基于图的索引非常高效,因为它允许在每一层缩小搜索范围从而在高维空间中搜索。然而,重新索引可能具有挑战性,因为可能需要重新创建整个图[149]。

Inverted File Index#

IVF(Inverted File Index)通过将数据集进行分区并为每个分区创建一个中心点(随机点)来缩小搜索空间。

  1. 这些中心点,通过K-Means算法进行更新。
  2. 一旦索引被填充,最近邻算法会找到离输入查询最近的中心点,然后只在该分区中进行搜索。

虽然IVF在创建索引后,搜索相似点时非常高效,但创建分区和中心点的过程可能会相当慢。

Vector Compression#

Vectors can take up a lot of memory in terms of storage. High dimensional data adds to this problem which can end up making vector search slow and difficult to manage. To tackle this issue, compression is used to reduce the overall footprint of the vector while still retaining the core structure of the data.

向量压缩,但不损失信息量.

There are two kinds of compression techniques:

Flat compression does not modify the vectors and keeps the original structure. When an input query comes in a kNN search is done to find the exact match between the input vector and the vectors present in the vector database. This leads to a high level of accuracy, but it comes at the cost of speed. The search time increases linearly as the size of the dataset grows. When dealing with larger datasets, flat will likely yield poor results in terms of latency.

On the other hand, product quantisation reduces the memory footprint of the original vectors by decreasing the number of dimensions. It splits the original vector into chunks and gives each chunk an id. These chunks are created in a way that the distance between them can be calculated efficiently.

Product Quantisation works well for large datasets and high-dimension spaces. It can greatly speed up the nearest neighbour search and reduce the overall memory footprint by ~97%. The downside of using this compression technique is that it can lead to lower accuracy and recall [150].

有两种压缩技术:

1.平坦压缩(Flat)

平坦压缩不修改向量并保持原始结构。

2.乘积量化(Product Quantisation,PQ)

Searching Algorithms#

Vector indexing is more about selecting the underlying data structure to store the vectors. Vector searching is about picking the algorithm used to search on that data structure.

A basic algorithm used for vector search is kNN (K-Nearest Neighbors). kNN works by calculating the distance between the input vector and all of the other vectors inside the vector database. This algorithm does not scale well as the number of vectors increases, because as the number of vectors increases so does the search time.

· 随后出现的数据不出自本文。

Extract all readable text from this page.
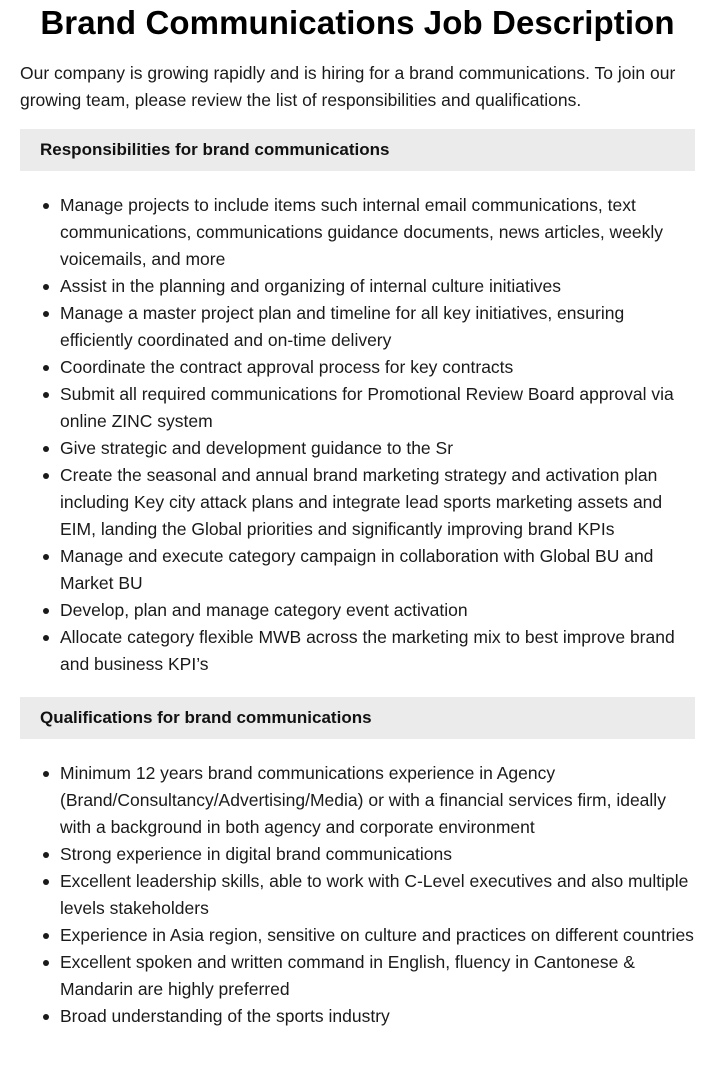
Brand Communications Job Description

Our company is growing rapidly and is hiring for a brand communications. To join our growing team, please review the list of responsibilities and qualifications.

Responsibilities for brand communications
Manage projects to include items such internal email communications, text communications, communications guidance documents, news articles, weekly voicemails, and more
Assist in the planning and organizing of internal culture initiatives
Manage a master project plan and timeline for all key initiatives, ensuring efficiently coordinated and on-time delivery
Coordinate the contract approval process for key contracts
Submit all required communications for Promotional Review Board approval via online ZINC system
Give strategic and development guidance to the Sr
Create the seasonal and annual brand marketing strategy and activation plan including Key city attack plans and integrate lead sports marketing assets and EIM, landing the Global priorities and significantly improving brand KPIs
Manage and execute category campaign in collaboration with Global BU and Market BU
Develop, plan and manage category event activation
Allocate category flexible MWB across the marketing mix to best improve brand and business KPI’s
Qualifications for brand communications
Minimum 12 years brand communications experience in Agency (Brand/Consultancy/Advertising/Media) or with a financial services firm, ideally with a background in both agency and corporate environment
Strong experience in digital brand communications
Excellent leadership skills, able to work with C-Level executives and also multiple levels stakeholders
Experience in Asia region, sensitive on culture and practices on different countries
Excellent spoken and written command in English, fluency in Cantonese & Mandarin are highly preferred
Broad understanding of the sports industry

There is a more efficient search algorithm commonly used by vector databases called ANN(Approximate Nearest Neighbors). ANN works by pre-computing the distance between the vectors and storing them in a way so that similar vectors are placed closer to each other.

By grouping or clustering similar vectors, the algorithm can quickly narrow down the search space without wandering further away from the input query.

A common use case for vector databases is search. Whether it’s searching for similar text or images, this tool can efficiently find the data you are looking for.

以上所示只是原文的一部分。